In the metro, there are only three pediatric ICU beds left, according to the Minnesota Department of Health. Some regions of the state are reporting zero available beds.
“It is scary,” said Leah Boyd of St. Paul. “Even within my little sphere, it is hitting and I’m seeing it.”
Boyd said her 11 year old daughter Corrah started feeling sick with a sore throat Oct. 30. By the next day, she had a high fever, headache, persistent cough and malaise.
“This one really knocked her out,” Boyd said. “We took her to urgent care and she was positive for Influenza A. She ended up missing four days of school.”
Boyd said they never had to go to the hospital but it took about ten days for her daughter to regain her energy.
“For most people, it will be a three to five day illness with a low-grade fever, some chills and body aches. Where we run into trouble is what we call the ‘super infections.’ So you can get an otitis media or an ear infection or even pneumonia if your body is unable to properly clear that viral infection,” Kharbanda said. “If you have a persistent fever, that’s one warning sign. Difficulty breathing is a second warning sign and the third would be inability to keep things down like water or food, so becoming dehydrated.”

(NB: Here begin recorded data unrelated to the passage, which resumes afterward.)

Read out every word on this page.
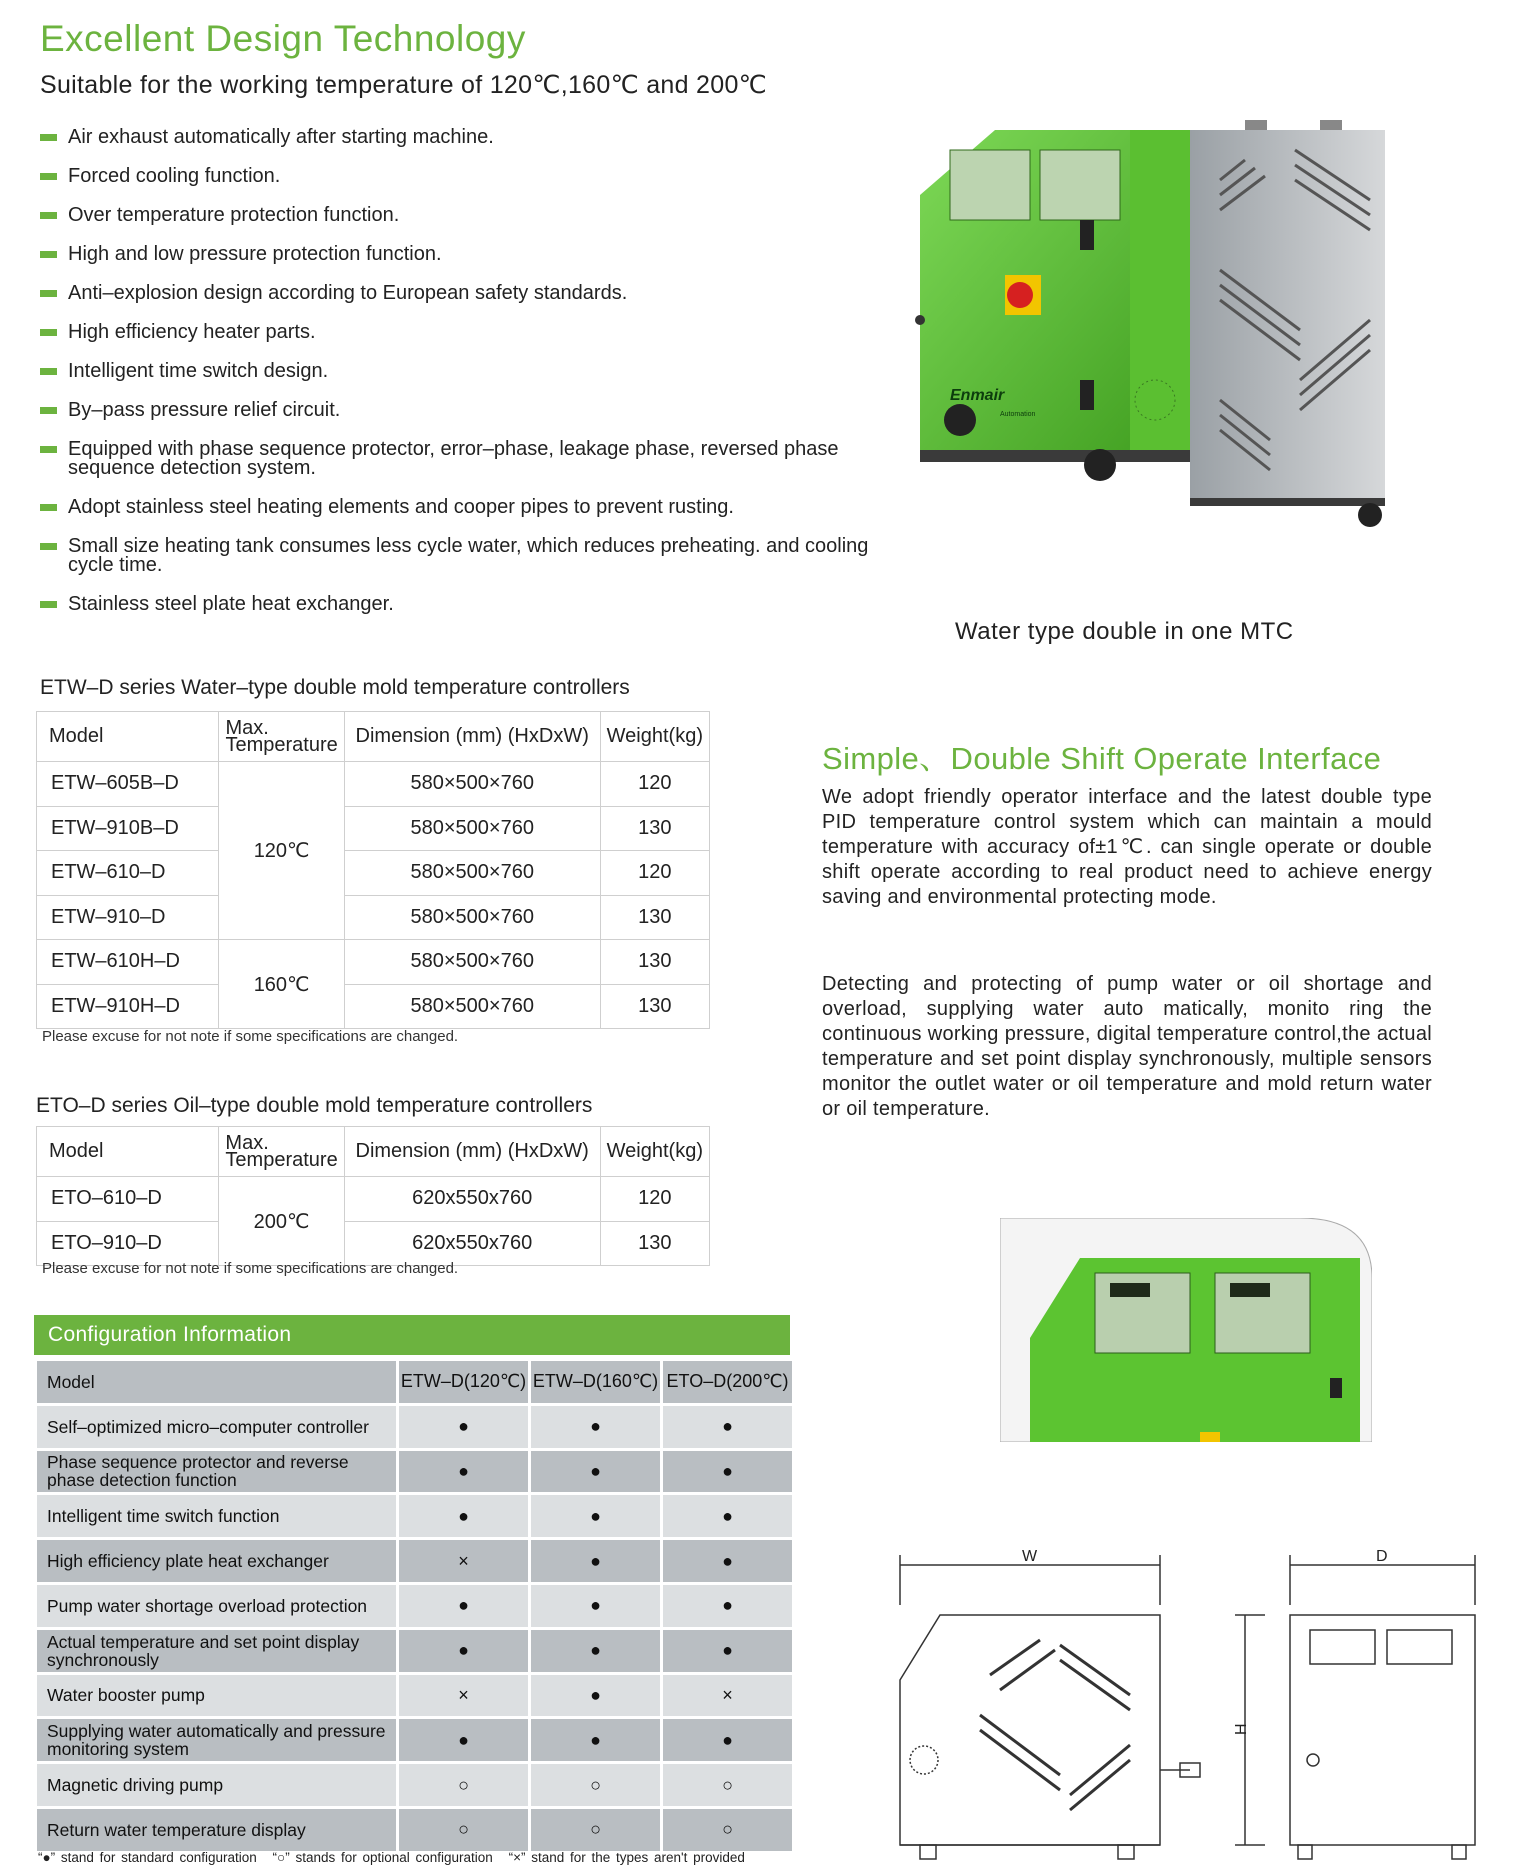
Excellent Design Technology
Suitable for the working temperature of 120℃,160℃ and 200℃
Air exhaust automatically after starting machine.
Forced cooling function.
Over temperature protection function.
High and low pressure protection function.
Anti–explosion design according to European safety standards.
High efficiency heater parts.
Intelligent time switch design.
By–pass pressure relief circuit.
Equipped with phase sequence protector, error–phase, leakage phase, reversed phase sequence detection system.
Adopt stainless steel heating elements and cooper pipes to prevent rusting.
Small size heating tank consumes less cycle water, which reduces preheating. and cooling cycle time.
Stainless steel plate heat exchanger.
Enmair
Automation
Water type double in one MTC
ETW–D series Water–type double mold temperature controllers
Model	Max. Temperature	Dimension (mm) (HxDxW)	Weight(kg)
ETW–605B–D	120℃	580×500×760	120
ETW–910B–D		580×500×760	130
ETW–610–D		580×500×760	120
ETW–910–D		580×500×760	130
ETW–610H–D	160℃	580×500×760	130
ETW–910H–D		580×500×760	130
Please excuse for not note if some specifications are changed.
ETO–D series Oil–type double mold temperature controllers
Model	Max. Temperature	Dimension (mm) (HxDxW)	Weight(kg)
ETO–610–D	200℃	620x550x760	120
ETO–910–D		620x550x760	130
Please excuse for not note if some specifications are changed.
Simple、Double Shift Operate Interface
We adopt friendly operator interface and the latest double type PID temperature control system which can maintain a mould temperature with accuracy of±1℃. can single operate or double shift operate according to real product need to achieve energy saving and environmental protecting mode.
Detecting and protecting of pump water or oil shortage and overload, supplying water auto matically, monito ring the continuous working pressure, digital temperature control,the actual temperature and set point display synchronously, multiple sensors monitor the outlet water or oil temperature and mold return water or oil temperature.
Configuration Information
Model	ETW–D(120℃)	ETW–D(160℃)	ETO–D(200℃)
Self–optimized micro–computer controller	●	●	●
Phase sequence protector and reverse phase detection function	●	●	●
Intelligent time switch function	●	●	●
High efficiency plate heat exchanger	×	●	●
Pump water shortage overload protection	●	●	●
Actual temperature and set point display synchronously	●	●	●
Water booster pump	×	●	×
Supplying water automatically and pressure monitoring system	●	●	●
Magnetic driving pump	○	○	○
Return water temperature display	○	○	○
“●” stand for standard configuration “○” stands for optional configuration “×” stand for the types aren't provided
W	D
H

Kharbanda said he personally treated 15 to 20 pediatric patients with influenza-like illness in the emergency room this past Monday.
He said the rise in influenza hospitalizations comes at a time when hospitals are already full with other sicknesses, including respiratory syncytial virus or RSV.
“RSV and influenza circulating right now as much as they are is unusual,” Kharbanda said. “We are at capacity for our pediatric inpatient and ICU beds.”
Kharbanda urges everyone to get a flu shot as soon as possible.
“Get vaccinated. That’s the best way we know to prevent severe illness. The kids who run into trouble from influenza are not vaccinated,” Kharbanda said. “So before we start to congregate for Thanksgiving and the holidays, if we can get the flu shot now, we’ll get that 10 to 14 day window for your body’s immune system to kick in.”